Learning a new language is a great benefit for employees that increases confidence and performance.
Founder & CEO BRIC Language Systems
Perhaps an essential and tactical approach that organizations often overlook is language training. A 2016 study by Rosetta Stone shows that while 81 percent of the employees surveyed studied languages earlier in life, only 46 percent effectively used their learnings in the workplace.
Foreign language skills are vital in today’s global economy. Language proficiency supports executives to advance in their careers and helps multinational companies speed up overseas expansion. Every CEO or HR manager who wants to hire a language trainer struggles to quantify the value and benefit of language training to the business but there is convincing data to help them make their case.
Workers who receive language training become more confident and perform better.
Research shows that 70 percent of employees feel more confident in their work and interaction with teams, partners and vendors upon successfully completing language training. The top gainers by industry who feel the most impact are those in food and beverage, retail and communications industries. Meanwhile, employees in human resources, information technology and operations departments have expressed an increase in confidence and work productivity because they were given access to language training.
It’s reported that workers save an average of three hours or more weekly because of improved language skills. These wasted hours are likely spent with language translation or resolving problems caused by miscommunication amongst colleagues or between employees and their bosses. Whether you’re a line-level worker or an expat leading regional operations, language proficiency improves your productivity and overall job performance.
The confidence and increased productivity these people experience directly leads to promotions and upward mobility within the organization or in new job opportunities. I am a prime example of this having gone from QC inspector up to VP of Asian operations in my time in China. After leaving China, an opportunity opened to start BRIC Language Systems. Had I not learned to speak Chinese, I would have never thought to start an online language school.
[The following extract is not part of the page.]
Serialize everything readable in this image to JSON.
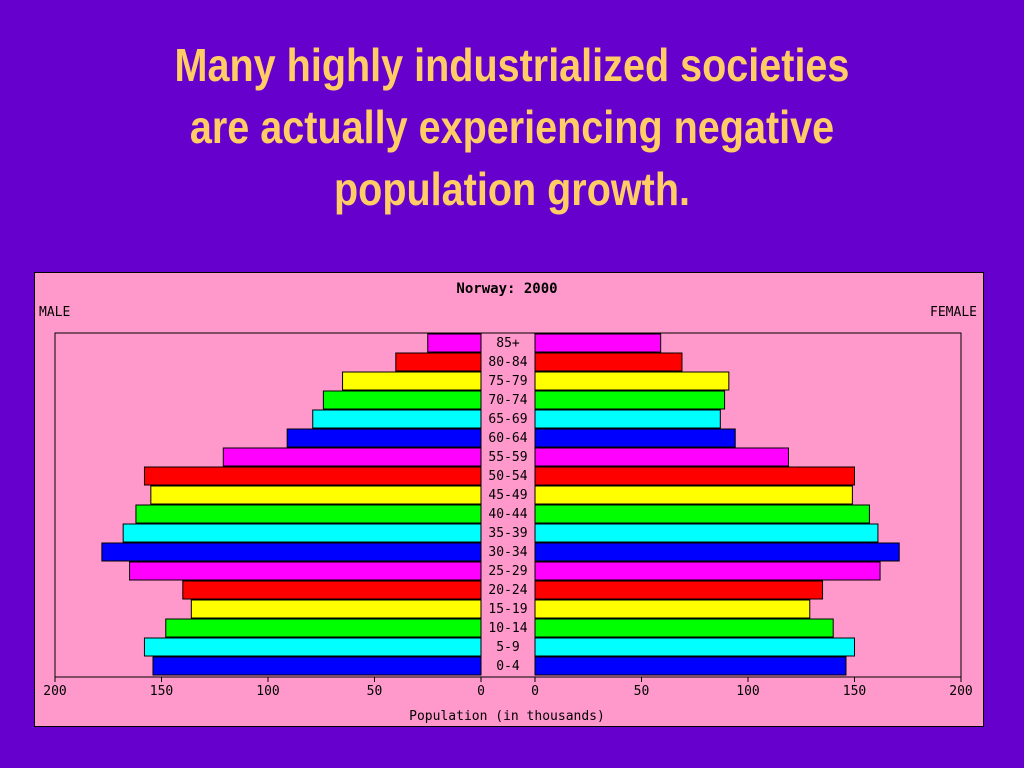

Shared language increases employee retention.
One of the biggest and most common challenges for human resource managers or executives is keeping employees happy. According to an IDG Research Services’ survey, business line leaders have reported employee retention as their no. 1 long-term strategy priority.
In ethnically-diverse cities in North America like New York City, Los Angeles and Miami, it’s typical to manage employees whose native tongue is either Spanish or Chinese. While written foreign language proficiency can result in faster work turnaround, it’s equally important that employees can communicate comfortably with co-workers and managers in their commonly used language.
Day-to-day work is affected when a new hire does not speak the language of the team. The employee might feel ostracized, unable to establish rapport with colleagues and build trust with supervisors. Turnover is costly, and related expenses hurt the bottom line financials and team morale.
Meanwhile, employees who are given language training feel rewarded and more engaged in their work because their company invested in their personal and professional growth. Workers in the food and beverage industry who received employer-provided language training report they are more likely to remain with their current company.
It isn’t just work that frustrates an employee who doesn’t speak the native language. While living in China, prior to learning Mandarin, I had to renegotiate the price of each and every haircut. I always went to the same shop and the same barber, but every time I saw him he wanted to renegotiate. We always wound up at 30 RMB. This was very frustrating, especially in a shop with no A.C. on a 90-degree day. This only stopped when I learned the language, and so did a lot of other nonsense. That made my day-to-day life much easier.
Companies, truly know thy customer.
Knowing the local language is crucial to succeeding in foreign markets. You can’t serve diverse customers on a day-to-day-basis if you don’t understand each other. Most countries have multiple languages, and nuances in tone, pronunciation and delivery all affect how people perceive the message you want to send.
The largest global consumer-facing businesses all agree that you must speak the language of your customers, wherever they may be. At companies like Booking.com, a business that operates in more than 220 countries, employing people who can talk to customers in dozens of languages is a key priority. Unlike big corporations in the telecommunications or banking industries, Booking.com strongly believes that customer service shouldn’t be outsourced only to cut costs. The company delivers a satisfactory customer service experience with multilingual employees who fix problems quickly on the phone. Their data confirms that this helps retain customers in the long run.
As another example, companies that want to capture new markets should know the target customer’s local language to effectively launch marketing campaigns. It’s not enough to just hire an external agency to do the work for you. As the person in charge of delivering brand promise, you must ensure that value propositions and messaging are accurately translated and delivered to the market. If you are determined to acquire and keep loyal customers, your team should invest in learning the local language. Not only will your company be able work with external arms to effectively push out global campaigns, but you’ll also be able showcase dedication to understanding who your customer really is.
So whether it’s improving employee engagement and retention or earning customer satisfaction and loyalty, it’s undeniable that language training can positively impact businesses immediately, and in the future.